Another day, another poll. Yesterday it was bad news for the Tories and good news for Labour as ICM gave David Cameron’s party its lowest rating since the election.
Today it’s good news for Tories and bad news for Labour: a ComRes phone poll for the Independent puts the Conservatives back in front on 39 per cent, Labour on 36 per cent and the Lib Dems on 15 per cent.
On the plus side for new leader Ed Miliband, 36 per cent represents the highest poll figure — albeit by a single percentage point — ComRes has recorded for his party since the election, and the longer term trend among all pollster is that Labour is closing the gap on the Tories.
But in year’s past he would have expected to be the recipient of a significant post-conference bounce. Indeed in his write-up of today’s numbers, Mike Smithson automatically cautions “that polls taken during the conference should be treated with some care because of the heavy media coverage”.
Yet, there’s no bounce apparent this year, and Miliband is not alone.
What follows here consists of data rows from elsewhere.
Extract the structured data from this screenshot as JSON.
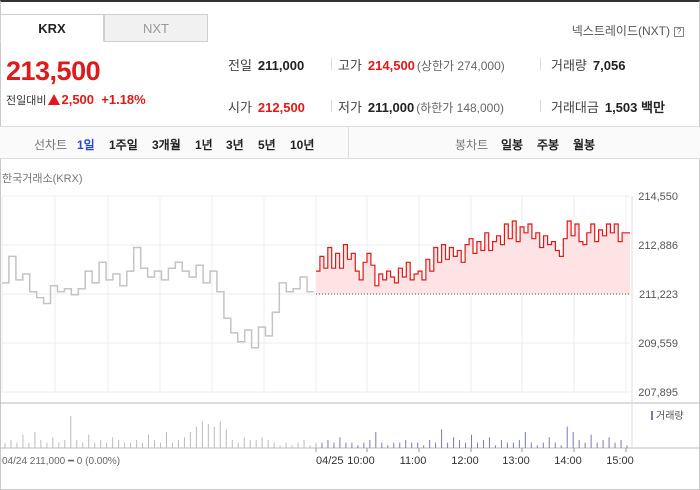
{
  "tabs": [
    {
      "label": "KRX",
      "active": true
    },
    {
      "label": "NXT",
      "active": false
    }
  ],
  "nxt_link": "넥스트레이드(NXT)",
  "nxt_help": "?",
  "price": "213,500",
  "change": {
    "label": "전일대비",
    "value": "2,500",
    "percent": "+1.18%",
    "direction": "up"
  },
  "stats": {
    "prev_close": {
      "label": "전일",
      "value": "211,000"
    },
    "high": {
      "label": "고가",
      "value": "214,500",
      "sub": "(상한가 274,000)"
    },
    "volume": {
      "label": "거래량",
      "value": "7,056"
    },
    "open": {
      "label": "시가",
      "value": "212,500"
    },
    "low": {
      "label": "저가",
      "value": "211,000",
      "sub": "(하한가 148,000)"
    },
    "amount": {
      "label": "거래대금",
      "value": "1,503 백만"
    }
  },
  "period_bar": {
    "line_label": "선차트",
    "line_periods": [
      "1일",
      "1주일",
      "3개월",
      "1년",
      "3년",
      "5년",
      "10년"
    ],
    "selected": "1일",
    "candle_label": "봉차트",
    "candle_periods": [
      "일봉",
      "주봉",
      "월봉"
    ]
  },
  "market_label": "한국거래소(KRX)",
  "colors": {
    "up": "#e0191a",
    "prev_line": "#c4c4c4",
    "fill": "#fde3e3",
    "volume": "#7a7ab0",
    "selected": "#2a4cb8"
  },
  "chart_data": {
    "type": "line",
    "ylim": [
      207895,
      214550
    ],
    "yticks": [
      "214,550",
      "212,886",
      "211,223",
      "209,559",
      "207,895"
    ],
    "baseline": 211223,
    "xtick_labels": [
      "04/25",
      "10:00",
      "11:00",
      "12:00",
      "13:00",
      "14:00",
      "15:00"
    ],
    "prev_day_summary": "04/24  211,000 ━ 0 (0.00%)",
    "volume_legend": "거래량",
    "series": [
      {
        "values": [
          211600,
          212500,
          211700,
          211900,
          211300,
          211100,
          210900,
          211500,
          211300,
          211400,
          211200,
          211400,
          212000,
          211600,
          212300,
          211700,
          211900,
          211500,
          212000,
          212800,
          212100,
          211800,
          212000,
          211700,
          212100,
          212300,
          212000,
          211800,
          212200,
          211600,
          212000,
          211300,
          210400,
          209900,
          209600,
          210000,
          209400,
          210100,
          209800,
          210600,
          211600,
          211300,
          211400,
          211800,
          211300
        ],
        "style": "prev-day"
      },
      {
        "values": [
          212000,
          212500,
          212100,
          212800,
          212100,
          212600,
          212100,
          212900,
          212400,
          212600,
          212000,
          211700,
          212300,
          212600,
          212200,
          211500,
          211900,
          211700,
          212000,
          211800,
          211600,
          212100,
          211800,
          212300,
          211700,
          211900,
          212000,
          211700,
          212400,
          212000,
          212800,
          212300,
          212900,
          212400,
          212800,
          212500,
          212700,
          212300,
          212900,
          213100,
          212600,
          213000,
          212700,
          213300,
          212700,
          213000,
          213200,
          212900,
          213600,
          213100,
          213700,
          213000,
          213500,
          213300,
          213600,
          213100,
          213300,
          212800,
          213200,
          212900,
          213000,
          212700,
          212500,
          213100,
          213700,
          213200,
          213600,
          213000,
          212900,
          213300,
          213600,
          213000,
          213400,
          213200,
          213600,
          213300,
          213600,
          213000,
          213300,
          213300
        ],
        "style": "today"
      }
    ],
    "volume": [
      2,
      3,
      2,
      5,
      2,
      6,
      3,
      2,
      4,
      2,
      3,
      12,
      3,
      2,
      5,
      2,
      3,
      2,
      4,
      3,
      2,
      2,
      3,
      2,
      5,
      3,
      2,
      6,
      2,
      3,
      4,
      6,
      8,
      10,
      9,
      8,
      10,
      7,
      3,
      2,
      4,
      3,
      3,
      4,
      3,
      2,
      1,
      2,
      1,
      2,
      3,
      1,
      2,
      2,
      3,
      2,
      4,
      2,
      2,
      1,
      2,
      3,
      6,
      2,
      1,
      2,
      2,
      3,
      2,
      2,
      1,
      3,
      2,
      7,
      2,
      4,
      3,
      2,
      5,
      2,
      3,
      4,
      1,
      3,
      2,
      2,
      3,
      6,
      2,
      1,
      2,
      4,
      2,
      1,
      8,
      6,
      3,
      2,
      5,
      2,
      3,
      4,
      2,
      3,
      1
    ]
  }
}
A week and a half ago — two days after Nick Clegg’s keynote address — Lib Dems saw their rating barely shift, and there has been little sign since that the party’s week in the media spotlight has done them any good.
The Conservative Party conference, which kicks off in Birmingham tomorrow, has already been dubbed the “cuts conference”, and the suggestion is that this will be a downbeat affair to match the state of the country rather than a celebratory meeting for a party that has regained power for the first time in 13 years. This is hardly the tub-thumping environment to leave conference-goers, let alone the wider public, on a high.
We’ll get the first sense of whether that is indeed the mood as delegates gather on Sunday but it will be intriguing if to see if Cameron can buck this “bounceless” trend.